Plötzlich blickte er auf und begegnete ihrem Blick. Schlagartig breitete sich Leere in seinem Blick aus, genau wie bei Sezuna. Es schien sich alles wie in Zeitlupe abzuspielen. Die Sekunde, in der Kaden kaum merklich inne hielt und sich wieder umdreht, um ihr den Rücken zuzuwenden.
Sezuna versuchte sich davon nicht fertig machen zu lassen und wollte ihren Weg fortsetzen, doch der Boden schien irgendwie nicht richtig zu sein. Alles begann sich zu drehen und die Umgebung wurde Zusehens unschärfer, ehe sie das Gefühl hatte in ein schwarzes Loch zu fallen.
Sie hörte noch, wie Lika ihren Namen rief, doch mehr nahm sie nicht wahr.
Lika hob die Hand, als sie bemerkte, dass es Sezuna nicht so gut ging, doch da war es schon zu spät.
Die Rothaarige klappte förmlich zusammen und landete mit einem dumpfen Aufprall am Boden und blieb einfach liegen.
Orion, der einige Schritte hinter den beiden Frauen gelaufen war, rannte alarmiert nach vorne zur Rothaarigen.
„Was ist mit ihr? Sie ist einfach zusammengeklappt!“, fragte Lika hysterisch in einer Schnelligkeit, dass sie fast ihre Zunge verschluckt hätte.
„Ich weiß es nicht!“, zischte Orion sichtlich gestresst zurück.
Gedämpft drangen die zahlreichen Stimmen an Sezunas Ohr. Sie spürte wie sie hochgehoben wurde, doch die Stimmen waren mittlerweile so weit entfernt, dass sie diese nicht mehr wahrnahm.
Eine Stille, die beinahe schon unheimlich friedlich war, breitete sich in der Schwärze aus.
Orion ignorierte die Rufe nach einem Krankenwagen. Was auch immer das sein sollte und entschied sich dazu Sezuna einfach in ihr Zimmer zu bringen.
Einige der Schüler, gerade die männlichen, die meinten, sie müssten sich aufspielen, stellten sich ihm in den Weg, damit er die Rothaarige hier ließ, während der Krankenwagen kam.
Lika, die scheinbar mehr als wütend war, auf die anderen Studenten, die meinten sie wüssten was das Beste für Sezuna wäre, schob diese mit Leichtigkeit zur Seite und machte somit den Weg für Orion und Sezuna frei.
Dass die kleine, zierliche Blauhaarige solche Kraft an den Tag legte, verwunderte die meisten Umstehenden so sehr, dass sie sich gar nicht bewegten und sich zur Seite schieben ließen.
So schaffte es Orion schließlich das Vorlesungsgebäude zu verlassen und Sezuna nach draußen zu bringen.
Die Frage war nur, wo sie diese hinbringen sollten.
Zu ihrer Mitbewohnerin, oder zu Orion ins Zimmer?
Es war besser, wenn jemand auf sie aufpassen konnte, doch ob ein Mensch dazu geeignet war?
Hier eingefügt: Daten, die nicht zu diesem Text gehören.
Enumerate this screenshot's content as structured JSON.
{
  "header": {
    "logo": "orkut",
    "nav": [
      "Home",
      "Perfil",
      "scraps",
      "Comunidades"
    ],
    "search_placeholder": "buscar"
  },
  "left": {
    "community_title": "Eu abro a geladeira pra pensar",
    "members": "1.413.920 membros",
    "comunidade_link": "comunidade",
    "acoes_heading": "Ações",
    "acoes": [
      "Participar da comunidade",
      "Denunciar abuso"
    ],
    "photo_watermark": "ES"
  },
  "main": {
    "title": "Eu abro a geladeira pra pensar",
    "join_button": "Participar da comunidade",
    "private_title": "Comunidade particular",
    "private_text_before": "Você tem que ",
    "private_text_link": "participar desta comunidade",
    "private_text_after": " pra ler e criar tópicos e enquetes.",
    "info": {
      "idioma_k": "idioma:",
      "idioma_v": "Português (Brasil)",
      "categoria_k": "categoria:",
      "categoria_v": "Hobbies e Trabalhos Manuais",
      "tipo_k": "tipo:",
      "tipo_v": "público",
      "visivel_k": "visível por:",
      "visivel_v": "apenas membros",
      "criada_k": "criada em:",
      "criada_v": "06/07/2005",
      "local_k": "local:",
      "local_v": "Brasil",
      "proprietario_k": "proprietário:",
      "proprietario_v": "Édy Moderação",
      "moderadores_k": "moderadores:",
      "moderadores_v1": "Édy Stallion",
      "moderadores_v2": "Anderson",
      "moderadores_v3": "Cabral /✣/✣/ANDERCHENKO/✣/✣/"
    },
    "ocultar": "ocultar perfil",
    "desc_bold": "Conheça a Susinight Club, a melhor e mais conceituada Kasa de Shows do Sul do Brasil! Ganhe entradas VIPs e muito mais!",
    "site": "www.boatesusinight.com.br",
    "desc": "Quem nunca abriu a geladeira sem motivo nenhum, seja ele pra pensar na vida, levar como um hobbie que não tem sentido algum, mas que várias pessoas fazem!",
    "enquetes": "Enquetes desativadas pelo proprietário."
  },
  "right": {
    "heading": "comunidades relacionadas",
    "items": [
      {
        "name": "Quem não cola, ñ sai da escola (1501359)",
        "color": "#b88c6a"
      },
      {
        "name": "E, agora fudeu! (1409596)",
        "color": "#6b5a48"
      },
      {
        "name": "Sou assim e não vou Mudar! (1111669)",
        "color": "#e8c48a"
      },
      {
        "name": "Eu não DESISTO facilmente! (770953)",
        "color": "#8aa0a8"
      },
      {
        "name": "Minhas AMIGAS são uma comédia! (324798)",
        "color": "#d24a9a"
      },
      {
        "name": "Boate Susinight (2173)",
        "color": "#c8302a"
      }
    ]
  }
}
Orion wusste nicht, was mit Sezuna los war und es war vermutlich besser, keine Sterblichen mit hineinzuziehen.
Zielsicher machte sich dieser auf den Weg zu ihren Wohnheim, während Lika immer noch besorgt neben ihm herlief.
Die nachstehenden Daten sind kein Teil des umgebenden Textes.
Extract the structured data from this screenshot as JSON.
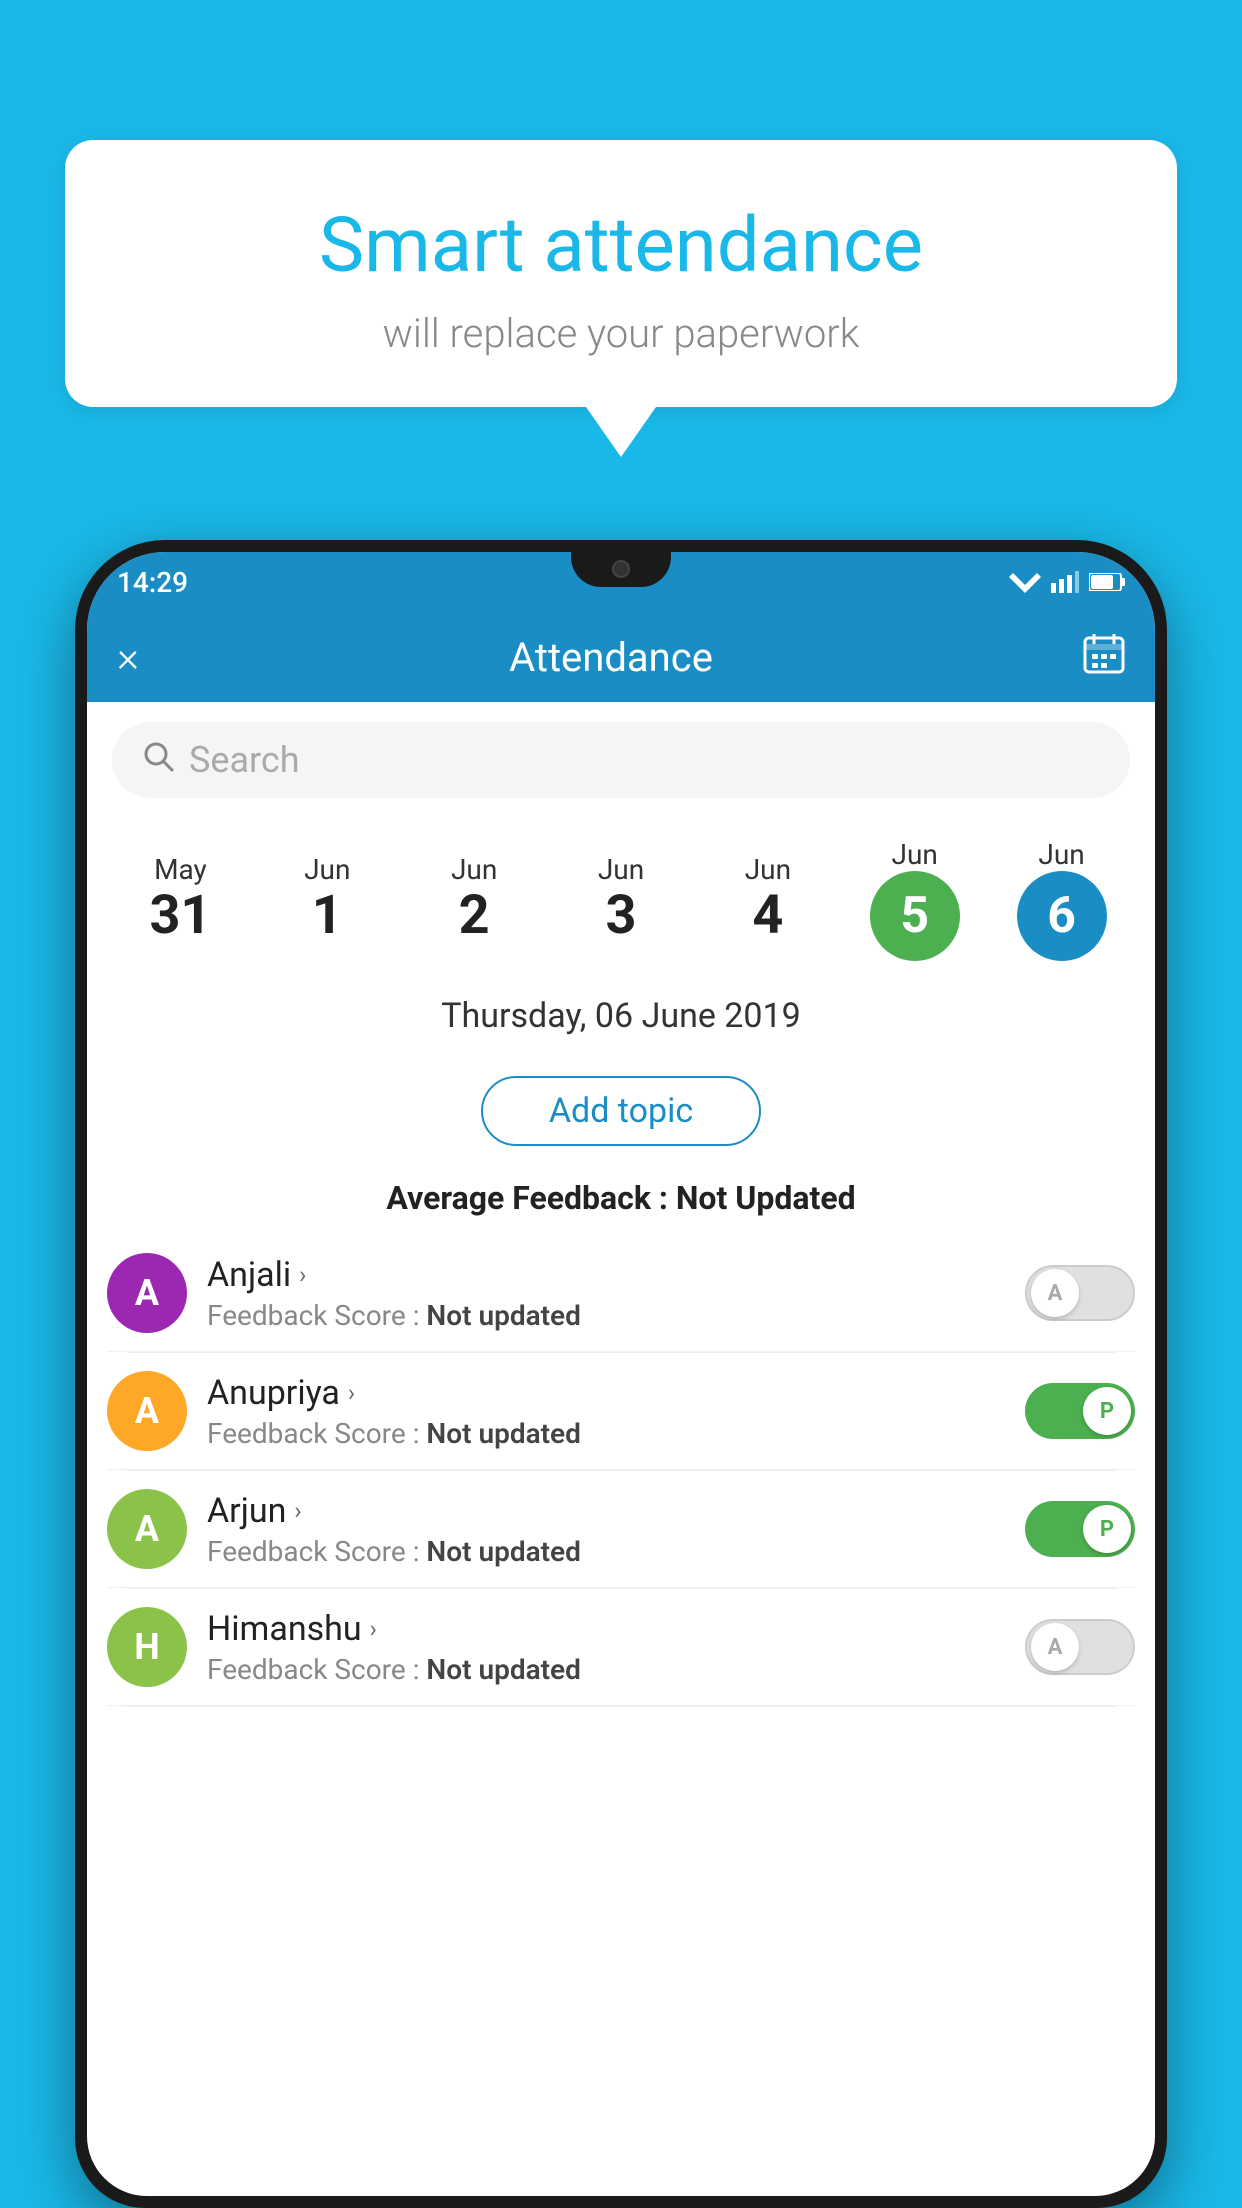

„Lika, du musst Kaden suchen. Er ist der einzige, der vielleicht weiß was mit Sezuna los ist. Sag ihm sie ist krank und braucht dringend Hilfe“, erklärte Orion und beschleunigte weiterhin seine Schritte. „Komm danach zu mir ins Zimmer. Ich werden solange sehen, was ich machen kann.“
Lika nickte, wandte jedoch keine Sekunde den Blick von der Rothaarigen, bevor sie sich von den beiden trennte.